Combine tiles into cube faces: Vertically combining tiles into columns, then horizontally combining columns into complete cube faces (one for each of the six faces).
Handle errors and adapt: Print warnings for missing files or unexpected sizes, and critically, resize images if necessary to fit the dynamically inferred target dimensions, ensuring a complete output even if it meant minor distortions.
Accept command-line arguments: To specify which nodeXXX folder to process.
Output to a unique folder: Organizing the reconstructed cube faces clearly.
After this initial prompt, Gemini got to work, letting me know that it would use Python and leverage the Pillow library.
Note: The Pillow library in Python is a powerful and user-friendly fork of the classic PIL (Python Imaging Library). It's an essential tool for anyone working with images in Python, offering extensive capabilities for image manipulation, processing, and saving.
The journey to the perfect solution wasn't immediate, but a fascinating iterative process. My primary concern was ensuring the script could dynamically infer image dimensions for each panorama node, rather than relying on any hardcoded sizes. I wanted it to adapt flawlessly, whether a tile was 512 x 512px or something slightly different, ensuring no distortions were introduced during the reconstruction.
We went back and forth, refining the logic. My focus was on:
Analyzing Size Dependencies: How could the script read image size to accurately calculate the original tile, column, and row dimensions?
Implementing Size Inference: Developing robust methods to derive actual dimensions directly from source images within each node directory. This meant moving away from "expected size" warnings and instead making the script adapt to the actual sizes it found.
Orchestrating Size Adaptations: Restructuring the image combination logic entirely so that images were always combined at their native sizes. If a tile's dimensions didn't perfectly align with its inferred position, the script would still proceed, resizing only when absolutely necessary to fit the dynamically determined target, but always prioritizing the original dimensions where possible.
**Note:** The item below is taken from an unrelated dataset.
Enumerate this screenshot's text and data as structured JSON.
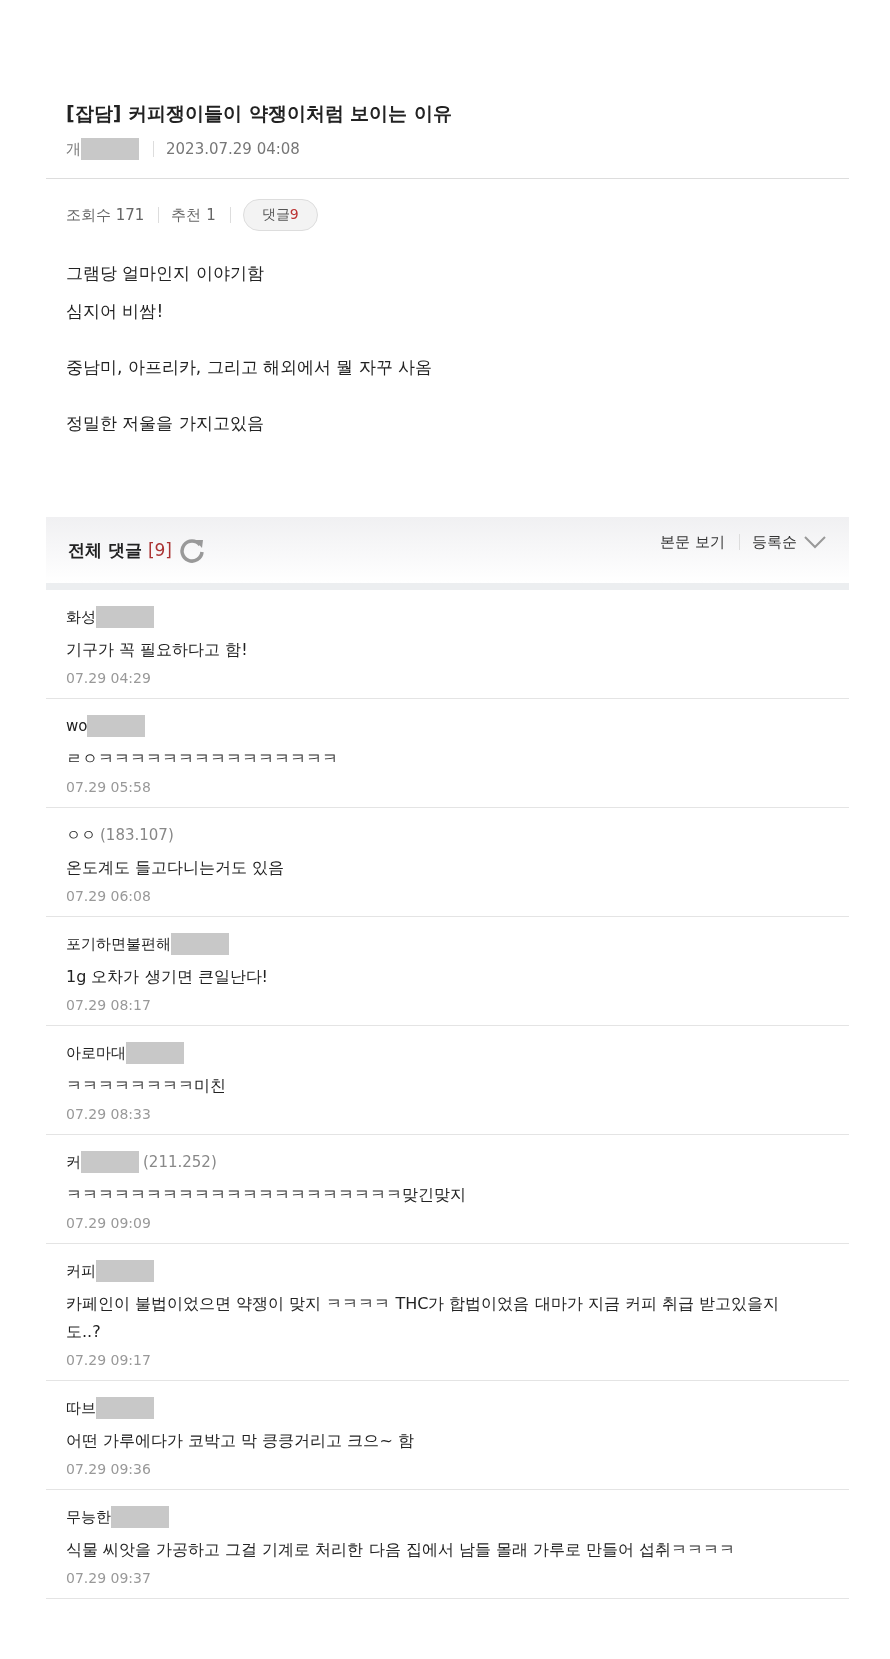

This ensured the integrity and seamlessness of the final cube faces.
Through this collaborative refinement, Gemini built a script, combined_panoramas.py, that could do the following:
Intelligently examine the scattered tiles
Dynamically determine their individual sizes
Extrapolate the final cube face dimensions
Seamlessly stitch the individual tiles together to create a single cube face
Repeat for each of the other five individual cube faces
Create a new folder,
Name the folder to match the original tile folder name
Save the cube faces into the new folder
All of this, in lightning speed
Once I had the 6 cube faces for each panorama then I could leverage Pano2VR’s ability to detect cube faces and render them as Equirectangular files.
The Script at and Pano2VR at Work
The video below shows the complete solution from examining the tile file structure, to running the script, loading the cube faces, transforming the cube cross to and equirectangular image and updating and outputting the original tour.
Moment of Truth
The relief and satisfaction of seeing my lost work restored, all thanks to Pano2VR and the power of AI and what was a truly collaborative development process, was immeasurable. This experience truly highlighted how AI, like Gemini, can turn what seems like an insurmountable problem into a manageable and even exciting challenge.